だんだん日にちが迫ってきた11月27日。以前「打楽器今むかし」コンサートに声をかけてくださった杉本ゆりさんのピアノのお弟子さんと、杉本さんのお仲間によるコンサート。

5月にお誘いいただいたときには、誰かハートストリングスから出るかなと思って、そうでなければ私が何かソロを弾こうかと思ってとりあえずエントリーさせていただいた。けれど、小平という場所と、夜だということで希望者がいない。

それでは私が・・・、何を弾こう・・・?そう考えたとき、思いついた曲があった。
以前ネットで教えられた曲で、ギターの曲。ダルシマーはクロマチックではないので、良いからといって弾けるわけではない。必要な音が足りない場合があるし、それが少なければ別の音に変えたり、時には弾いた振りして弾かなかったり(以前バッハで1箇所だけだったので、友人に弾いた振りのアドヴァイスをした)する。それで付いていた譜面で確認したところ、音はすべてあったのだ。1箇所、和音の音をひとつ減らす必要があるけれど。

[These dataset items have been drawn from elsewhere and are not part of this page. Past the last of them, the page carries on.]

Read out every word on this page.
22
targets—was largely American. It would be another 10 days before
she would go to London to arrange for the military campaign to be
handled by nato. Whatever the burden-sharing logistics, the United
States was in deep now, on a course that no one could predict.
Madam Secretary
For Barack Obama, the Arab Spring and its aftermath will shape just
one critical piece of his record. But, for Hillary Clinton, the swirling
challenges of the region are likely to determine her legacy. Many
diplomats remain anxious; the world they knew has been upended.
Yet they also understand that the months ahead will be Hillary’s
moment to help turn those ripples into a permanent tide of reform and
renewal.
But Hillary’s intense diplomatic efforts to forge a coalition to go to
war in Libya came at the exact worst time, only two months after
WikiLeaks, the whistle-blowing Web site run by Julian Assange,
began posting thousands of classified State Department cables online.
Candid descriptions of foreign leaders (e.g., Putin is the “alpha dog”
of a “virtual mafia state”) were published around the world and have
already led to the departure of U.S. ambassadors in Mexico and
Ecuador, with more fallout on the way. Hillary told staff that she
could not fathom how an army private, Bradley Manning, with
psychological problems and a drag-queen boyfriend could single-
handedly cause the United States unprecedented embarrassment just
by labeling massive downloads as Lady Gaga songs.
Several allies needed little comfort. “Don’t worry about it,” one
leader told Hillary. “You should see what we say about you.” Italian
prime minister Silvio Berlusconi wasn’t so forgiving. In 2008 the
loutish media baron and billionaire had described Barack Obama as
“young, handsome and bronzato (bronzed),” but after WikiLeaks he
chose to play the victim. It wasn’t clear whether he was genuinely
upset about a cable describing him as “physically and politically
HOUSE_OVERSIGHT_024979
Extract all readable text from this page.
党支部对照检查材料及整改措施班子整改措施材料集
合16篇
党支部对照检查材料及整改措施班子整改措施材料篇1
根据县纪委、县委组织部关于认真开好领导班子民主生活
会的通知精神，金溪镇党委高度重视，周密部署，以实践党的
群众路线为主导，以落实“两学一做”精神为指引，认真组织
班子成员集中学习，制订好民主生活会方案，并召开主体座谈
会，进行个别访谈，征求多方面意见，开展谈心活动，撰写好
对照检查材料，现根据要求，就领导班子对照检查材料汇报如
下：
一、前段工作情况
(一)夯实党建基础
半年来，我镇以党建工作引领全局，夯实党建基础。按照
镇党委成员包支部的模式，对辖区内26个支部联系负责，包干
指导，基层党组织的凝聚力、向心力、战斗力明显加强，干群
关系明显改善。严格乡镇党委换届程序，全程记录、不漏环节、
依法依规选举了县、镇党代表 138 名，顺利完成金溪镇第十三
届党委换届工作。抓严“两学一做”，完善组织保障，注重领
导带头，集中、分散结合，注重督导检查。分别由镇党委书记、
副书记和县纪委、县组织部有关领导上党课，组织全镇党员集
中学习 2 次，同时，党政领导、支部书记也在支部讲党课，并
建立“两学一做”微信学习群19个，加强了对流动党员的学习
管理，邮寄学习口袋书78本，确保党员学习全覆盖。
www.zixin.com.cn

ところが練習を始めてみると、単純で音も少ないのに曲になっていかない。8月になっても、あきれるほど弾けなかった。それなのに小松崎さんと浜田さんのライブで出会った人に、「今弾けないその曲を聞きに行く」と言われてしまった。プログラムを作る頃だったので、杉本さんに曲名を伝えることにした。宣言したら、弾かないわけには行かないということだ。

けれど9月にはグルッペ和のコンサートがあり、11月3日にはハートストリングスのコンサートがありで、なかなか取り組めない。ようやく先週くらいから本気で弾き込み始めた。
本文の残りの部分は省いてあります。